Images and data are from embryos 4–5 h AED expressing a transgene under the arm driver. (A) DAPI DNA stain of male and female embryos, side-by-side, expressing wmk. Sexes determined by H4K16ac antibody. (B) pH2Av antibody staining of the same embryos as (A). The male has distinct punctae or foci, while the female does not. All embryos exhibit either a low level of autofluorescence at the same wavelength as the secondary antibody (Alexa 488) visible in both embryos or there is background staining. (C) H4K16ac antibody staining of the same embryos as (A). Distinct punctae are only visible in males, while females can exhibit low levels of staining. (D) DAPI DNA stain of control gene male. Sex determined by H4K16ac antibody. (E) pH2Av antibody staining of the same embryo as (D), with no distinct punctae and only autofluorescence or background staining visible. (F) H4K16ac antibody staining of the same embryos as (D). (G) Graph of the number of pH2Av punctae visible in each embryo. N = 25 embryos per genotype. Statistics are based on a Kruskal-Wallis one-way ANOVA followed by Dunn’s correction. (H) Graph of the number of H4K16ac punctae visible in each of the same embryos as measured in (G). Statistics are based on a Mann-Whitney U test comparing the two male categories. (I) Number of cases where pH2Av punctae directly overlapped with H4K16ac punctae in the same embryos as (G) and (H). Statistics are based on a Kruskal-Wallis one-way ANOVA followed by Dunn’s correction. (J) Graph of the total number of chromatin bridges and the total number of bridges with overlapping H4K16ac and pH2Av punctae in each of the three genotypes measured in (G-I). All images were taken at 20X zoom. This experiment has been performed once. *p<0.05, ***p<0.001, ****p<0.0001.
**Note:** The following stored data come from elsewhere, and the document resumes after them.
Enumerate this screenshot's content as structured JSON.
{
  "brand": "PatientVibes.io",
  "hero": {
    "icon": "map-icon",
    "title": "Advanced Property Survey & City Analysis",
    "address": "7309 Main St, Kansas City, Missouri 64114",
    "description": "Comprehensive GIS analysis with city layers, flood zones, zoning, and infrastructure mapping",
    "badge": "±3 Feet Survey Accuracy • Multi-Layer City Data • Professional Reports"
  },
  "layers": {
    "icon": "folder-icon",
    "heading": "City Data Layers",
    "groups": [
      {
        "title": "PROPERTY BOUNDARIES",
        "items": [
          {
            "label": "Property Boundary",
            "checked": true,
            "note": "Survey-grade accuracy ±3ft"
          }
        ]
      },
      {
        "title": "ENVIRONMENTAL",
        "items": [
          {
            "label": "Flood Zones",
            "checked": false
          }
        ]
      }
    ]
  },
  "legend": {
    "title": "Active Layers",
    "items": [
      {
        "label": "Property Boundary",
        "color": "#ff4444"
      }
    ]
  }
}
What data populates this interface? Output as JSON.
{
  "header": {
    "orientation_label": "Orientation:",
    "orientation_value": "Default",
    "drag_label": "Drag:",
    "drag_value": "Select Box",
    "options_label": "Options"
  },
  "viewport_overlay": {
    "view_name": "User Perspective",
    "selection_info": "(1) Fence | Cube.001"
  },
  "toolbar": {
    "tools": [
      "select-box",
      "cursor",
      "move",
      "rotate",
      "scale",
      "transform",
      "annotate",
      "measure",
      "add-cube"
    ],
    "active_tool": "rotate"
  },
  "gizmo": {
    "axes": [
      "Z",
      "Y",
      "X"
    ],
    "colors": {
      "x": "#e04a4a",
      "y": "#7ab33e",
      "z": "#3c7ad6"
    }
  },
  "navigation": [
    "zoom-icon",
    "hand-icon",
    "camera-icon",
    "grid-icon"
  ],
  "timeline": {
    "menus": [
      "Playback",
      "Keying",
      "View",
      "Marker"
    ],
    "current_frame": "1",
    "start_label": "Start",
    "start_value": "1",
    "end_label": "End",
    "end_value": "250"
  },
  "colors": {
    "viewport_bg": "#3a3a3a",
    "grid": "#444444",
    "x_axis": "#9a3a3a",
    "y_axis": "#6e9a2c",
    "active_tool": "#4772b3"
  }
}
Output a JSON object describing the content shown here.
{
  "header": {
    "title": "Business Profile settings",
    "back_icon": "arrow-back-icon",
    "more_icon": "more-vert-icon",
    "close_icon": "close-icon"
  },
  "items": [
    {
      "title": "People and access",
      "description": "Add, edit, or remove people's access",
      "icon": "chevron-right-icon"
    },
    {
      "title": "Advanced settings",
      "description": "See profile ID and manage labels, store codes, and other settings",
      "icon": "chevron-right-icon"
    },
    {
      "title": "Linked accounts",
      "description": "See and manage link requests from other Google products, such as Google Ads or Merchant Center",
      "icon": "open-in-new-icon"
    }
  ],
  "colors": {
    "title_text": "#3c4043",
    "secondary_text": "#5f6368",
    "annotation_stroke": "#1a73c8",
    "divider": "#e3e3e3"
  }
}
Fig 6. Native Wolbachia gene and transgene expression in embryos of D. melanogaster and D. bifasciata.

(A) Graph of native prophage WO and Wolbachia gene expression in wMel-infected D. melanogaster embryos fixed 4–5 h AED (pooled male & female) compared to Wolbachia groEL. Each point (n = 7) represents a pool of 30 embryos from a set of 10 mothers and 2 fathers. (B) Graph of (i) transgene expression in uninfected D. melanogaster embryos fixed 4–5 h AED versus (ii) native gene expression in samples from a, both compared to Drosophila rpl36 (pooled male, female, expressing, and non-expressing for transgenes). Each point (transgene n = 8, native n = 7) represents a pool of 30 embryos from a set of 10 mothers and 2 fathers. (C) Graph of wBif Wolbachia gene expression in D. bifasciata embryos 4–5 h AED (pooled male & female) compared to Wolbachia groEL. Homologs to the control gene in this study and cifB were not measured as they are not present in the wBif genome assembly. Each point (n = 7) represents a pool of 30 embryos from a set of 10 mothers and 2 fathers. Values denote 2^-ΔCt. Statistics are based on a Kruskal-Wallis one-way ANOVA followed by Dunn’s correction. This experiment has been done once. **p<0.01, ***p<0.001.